The role of technology in helping senior living communities keep residents connected and safe.
November 16, 2021
By: Kimberly Bonvissuto,
Resident engagement and safety are two areas where technology can improve quality of life and create meaningful experiences. But not in the way you might think, according to K4Connect co-founder and CEO Scott Moody.
In its second quarterly insights report, K4Connect looked at the role of technology in helping operators navigate post-pandemic life in their communities. K4Connect CEO and co-founder Scott Moody said the report recognizes areas where technology adds value, while also showing where operators can implement solutions to better meet the needs of their residents.
“We hear a lot about engagement and safety in senior living — and that became particularly true during COVID,” Moody told McKnight’s Senior Living. But in looking at the results of the company’s fall 2021 technology insights report, he said he wonders if people are thinking about those two areas in the right way.

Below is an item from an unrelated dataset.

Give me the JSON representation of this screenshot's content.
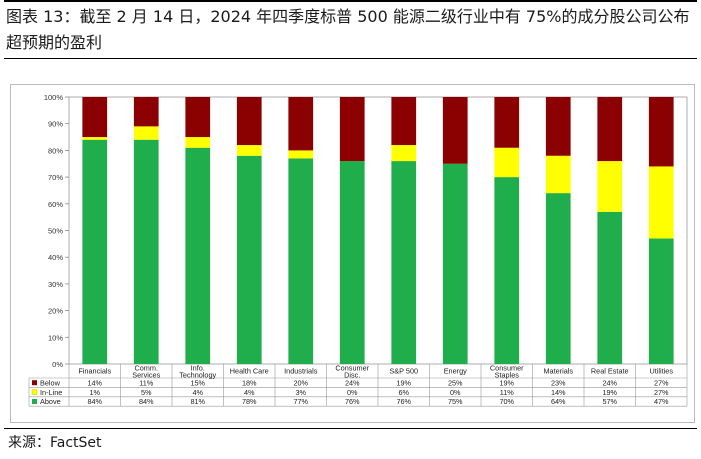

While community leaders are looking at resident engagement as a measure of participation in activities, residents are looking at friendships and connections with other residents as a measure of their happiness and satisfaction.
The K4Connect survey found that living in a senior living community helped to combat loneliness for older adults — 70% of residents said they were rarely or never lonely, and 82% said living in a community reduced their level of loneliness.
One in four residents (23%) said loneliness was most prevalent in the evening. Moody said that corresponds to drops in staffing levels and community activities.
He said he looks at digital connections — such as searchable digital directories, video chat, messaging — as a way to foster physical connections. He added that too often the focus is on who is engaging with a platform and who is going to activities. Instead, he said, the focus should be on those who do not participate.
“They are more lonely and more likely to leave a rental community because they don’t know anyone. They don’t go to activities. They probably don’t know most of their neighbors. Nothing is keeping them there,” Moody explained. He added that the survey found that residents who are engaged in their communities and develop friendships are more likely to stay. “I’m more likely to stay in a community if all my friends are here, not if they have a good yoga class.”
When it comes to resident safety, crucial areas for technology include resident visibility, automatic alerting and fall risk mitigation.
Tom Whitaker, executive director for The Carrington at Lincolnwood, which won the Gold award in the Keep It Super Simple category of the 2021 McKnight’s Excellence in Technology Awards, implemented K4Connect’s invisible check-in system in its standalone independent living community beginning in April.
The technology is placed inside existing light switches and alerts staff members twice a day if no movement is detected in an apartment.
“All the residents have to do is get up and go about their day as they normally would. They don’t have to pull a pull cord, press a button, open the front door or call someone,” Whitaker told McKnight’s Senior Living.
He said 97% of his residents are automatically checked in during each window of time, meaning staff have to call or physically check on only 3% of residents in a given day. The technology has been installed in 188 of its 251 apartments so far.
According to the K4Connect survey, 80% of resident survey respondents said automated check-in programs helped them feel safer, while 73% of staff agreed it contributed to increased safety and risk management in their community.